Presuming access to justice
We must not let efficiency work against the interests of children.
Presumptions are a powerful tool in law. We use them as shortcuts to get around rigorous demands to produce evidence. They are there to save time and the resources of our courts and litigants. But even as we strive for a more efficient system of justice, the use of presumptions is not always appropriate in the family context.
The access to justice crisis remains, as we say, a wicked problem. It is a crisis with many causes which can only be approached effectively from all angles. One way is preventing legal problems through better education and informal justice strategies. Another is finding solutions to disputes that don’t involve the courts. Failing that, we must make the court process and its outcomes more effective and efficient for the clients.
This isn’t just good for the system — it is better for parties. In family cases, it is also essential for children. We know that exposure to conflict is a highly negative factor in healthy brain development and in healthy resiliency needed to adjust in a restructured family.
At the same time, users of the justice system must understand the laws that apply to them. It is more likely to encourage consensual dispute resolution, and multiplied over the volume of Canadian families affected, this could have a significant impact.
But for that to happen, those laws must be well-crafted, which brings us to the proposed reforms to the federal Divorce Act, and in particular how it foregoes imposing a presumption of equal parenting time.
Both the CBA’s Reaching Equal Justice Report, to which I contributed, and the national Action Committee on Access to Justice, on which I now sit, have proposed formal and informal justice strategies that would make it easier for family members to resolve their disputes. Their findings led to a recommendation that substantive family laws be “simpler and offer more guidance by way of rules and presumptions, where appropriate.”
As noted by the Action Committee, presumptions have, in family law and other areas, worked to reduce the number of issues requiring litigation for many families.
The Federal Child Support Guidelines are an excellent example. Parties can apply the guidelines themselves, arrive at accurate amounts, and avoid the need for court intervention in many cases. Presumptive division of property in married partnerships has also appropriately narrowed the range of issues that can be litigated. Similar principles are now applied to unmarried parties in more provinces, using a rights-based approach to define the default by set criteria. These are informed by policy about equitable financial sharing in family matters, thereby dispensing with the need to litigate those basic principals for every case.
Presumptions in parenting, however, work differently.

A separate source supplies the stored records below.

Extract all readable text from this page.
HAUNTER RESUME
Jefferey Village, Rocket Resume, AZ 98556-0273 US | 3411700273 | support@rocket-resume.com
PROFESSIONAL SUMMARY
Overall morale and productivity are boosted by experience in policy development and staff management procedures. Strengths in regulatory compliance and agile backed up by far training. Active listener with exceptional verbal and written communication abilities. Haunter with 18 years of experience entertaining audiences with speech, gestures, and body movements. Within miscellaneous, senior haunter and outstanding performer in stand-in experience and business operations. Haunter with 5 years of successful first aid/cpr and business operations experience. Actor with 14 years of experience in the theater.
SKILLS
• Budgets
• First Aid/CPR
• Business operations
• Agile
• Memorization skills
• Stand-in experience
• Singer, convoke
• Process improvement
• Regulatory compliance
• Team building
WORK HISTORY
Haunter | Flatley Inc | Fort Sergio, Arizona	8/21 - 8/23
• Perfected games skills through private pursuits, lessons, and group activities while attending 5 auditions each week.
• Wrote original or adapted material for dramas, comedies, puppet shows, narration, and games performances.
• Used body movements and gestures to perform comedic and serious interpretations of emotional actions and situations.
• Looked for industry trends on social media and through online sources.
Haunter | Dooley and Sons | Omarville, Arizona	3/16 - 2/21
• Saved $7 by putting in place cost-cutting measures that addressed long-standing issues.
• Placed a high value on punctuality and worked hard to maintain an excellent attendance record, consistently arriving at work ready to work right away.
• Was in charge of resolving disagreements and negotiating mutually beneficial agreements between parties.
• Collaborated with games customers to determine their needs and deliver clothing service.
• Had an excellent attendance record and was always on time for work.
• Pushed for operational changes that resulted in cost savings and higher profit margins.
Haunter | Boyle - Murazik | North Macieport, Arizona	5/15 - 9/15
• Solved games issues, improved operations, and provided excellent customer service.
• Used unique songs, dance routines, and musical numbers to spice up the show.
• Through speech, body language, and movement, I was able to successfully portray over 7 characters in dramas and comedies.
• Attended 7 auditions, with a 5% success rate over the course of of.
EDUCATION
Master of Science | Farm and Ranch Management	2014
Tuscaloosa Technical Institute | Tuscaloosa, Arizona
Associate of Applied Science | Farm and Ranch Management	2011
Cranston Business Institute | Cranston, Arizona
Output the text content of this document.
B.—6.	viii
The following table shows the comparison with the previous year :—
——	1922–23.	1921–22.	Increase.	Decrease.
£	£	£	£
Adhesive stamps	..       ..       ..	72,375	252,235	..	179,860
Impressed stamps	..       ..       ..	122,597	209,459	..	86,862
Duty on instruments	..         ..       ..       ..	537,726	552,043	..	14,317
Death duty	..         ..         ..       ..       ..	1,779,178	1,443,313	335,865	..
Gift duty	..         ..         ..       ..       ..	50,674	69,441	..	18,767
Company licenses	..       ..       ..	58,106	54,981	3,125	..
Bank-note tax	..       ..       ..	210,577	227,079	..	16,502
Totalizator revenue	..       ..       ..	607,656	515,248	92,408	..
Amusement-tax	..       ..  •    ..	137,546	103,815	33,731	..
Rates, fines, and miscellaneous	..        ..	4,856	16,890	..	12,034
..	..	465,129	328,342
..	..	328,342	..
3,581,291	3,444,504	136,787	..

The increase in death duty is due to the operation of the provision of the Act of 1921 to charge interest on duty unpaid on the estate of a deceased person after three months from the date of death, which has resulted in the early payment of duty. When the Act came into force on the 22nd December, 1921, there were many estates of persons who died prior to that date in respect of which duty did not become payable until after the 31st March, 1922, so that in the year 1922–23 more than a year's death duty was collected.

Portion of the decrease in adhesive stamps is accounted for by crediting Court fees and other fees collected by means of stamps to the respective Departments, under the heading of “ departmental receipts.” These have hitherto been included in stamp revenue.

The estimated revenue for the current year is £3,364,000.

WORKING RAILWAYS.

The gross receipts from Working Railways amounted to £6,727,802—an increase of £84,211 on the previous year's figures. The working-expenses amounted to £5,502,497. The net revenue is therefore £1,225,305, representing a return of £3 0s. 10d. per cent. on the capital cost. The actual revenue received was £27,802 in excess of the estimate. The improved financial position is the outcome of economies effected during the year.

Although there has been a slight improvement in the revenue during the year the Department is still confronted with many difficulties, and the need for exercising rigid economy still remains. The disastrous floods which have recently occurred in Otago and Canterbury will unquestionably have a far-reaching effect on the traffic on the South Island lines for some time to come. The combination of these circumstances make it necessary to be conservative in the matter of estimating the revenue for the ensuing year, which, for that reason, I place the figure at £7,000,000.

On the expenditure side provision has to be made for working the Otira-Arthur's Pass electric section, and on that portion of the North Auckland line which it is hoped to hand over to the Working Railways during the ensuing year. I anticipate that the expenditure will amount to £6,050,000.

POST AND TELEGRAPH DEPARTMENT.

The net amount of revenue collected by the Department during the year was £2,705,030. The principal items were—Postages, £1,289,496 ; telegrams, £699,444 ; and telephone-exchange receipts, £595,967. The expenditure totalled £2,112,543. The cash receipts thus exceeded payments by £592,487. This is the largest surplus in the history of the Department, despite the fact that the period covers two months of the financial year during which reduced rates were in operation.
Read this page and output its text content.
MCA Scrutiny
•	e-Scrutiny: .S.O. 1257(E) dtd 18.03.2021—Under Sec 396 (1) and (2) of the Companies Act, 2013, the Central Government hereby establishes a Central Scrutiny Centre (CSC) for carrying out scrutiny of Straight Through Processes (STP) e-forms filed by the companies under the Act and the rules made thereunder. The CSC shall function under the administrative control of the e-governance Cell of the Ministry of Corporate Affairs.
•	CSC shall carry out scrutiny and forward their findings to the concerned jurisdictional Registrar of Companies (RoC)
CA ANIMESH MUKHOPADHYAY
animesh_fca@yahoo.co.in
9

Indeed, presumptions rely on assumptions. For example: sharing finances is the fair or right outcome when parties have children.
But assumptions can be incorrect, which can render the presumption ineffective as a legislative norm. This is often the case with parenting. If the underlying policy goal is not “equality” from the parent’s perspective, but the best interests of each individual child — something that is assessed on a case-by-case basis — then a presumption is inappropriate.
After all, dividing parenting responsibilities and time is not the same as dividing the parents’ pie, as we say in interest-based discourse.
For this reason, a presumption in this context does not level the playing field between the parties, as it might for financial issues. Here it creates an imbalance of power in favour of the parent who “wins” an equal share of parenting, even if that might not be what they earned through their parenting history. At any rate, the burden is on the other parent to prove that an alternate arrangement is better. That parent may be disadvantaged as they have spent more time parenting and have lesser financial resources. The real risk is that the presumption often works against the interests of children.
This kind of presumption also only operates in situations when the parents have not consented to an arrangement. The irony is that it is imposed in the wrong circumstances. It also trumps interest-based mediation and collaborative processes, in which the children’s interests are the starting point of the conversation. These are situations where appropriately neither party is assured of an outcome in their favour until the interests analysis is undertaken.
Also confounding an interests perspective is that the titles of custody and access have become fraught with the baggage of winning and losing. They imply a “greater than” and “less than” label in parenting status. This has an impact on how parties approach resolving disputes. British-Columbia and Alberta have introduced reforms that allow parenting to be defined by the nuts and bolts of the parenting plan, rather than labels which may trigger resistance by parties.
Those provincial reforms have shown us that the right language can underscore this interest-based approach. But the shift in thinking has been slowed by the continued existence of the “custody” language in the Divorce Act, which should be about to change. This will help clear the path for efficient resolution strategies.
In developing parenting plans, we must assess the correct factors from the child’s best interests perspective. In the absence of a presumption – a default outcome, if you will – parents have no choice but to look at their family, and factors set out in law, such as the value of time with each parent, to guide them in assessing their children as individuals. Any principle calling for maximum contact with each parent, for example, if considered alone rather than as one factor, further undermines that kind of assessment.
The Action Committee noted that presumptions were helpful “where appropriate.” Whether the goal of access to justice is met by a presumption depends on the nature of the issue, including “the seriousness and impact of potential outcomes.” Children can be seriously impacted, positively or negatively, as their parents and courts make plans for them. Fortunately, the proposed changes to the Divorce Act do not impose a presumptive regime of equal parenting time. In my view, the federal government got this critical issue right.
Indeed, what may be efficient for the system is not necessarily better for the people. Particularly the littlest people.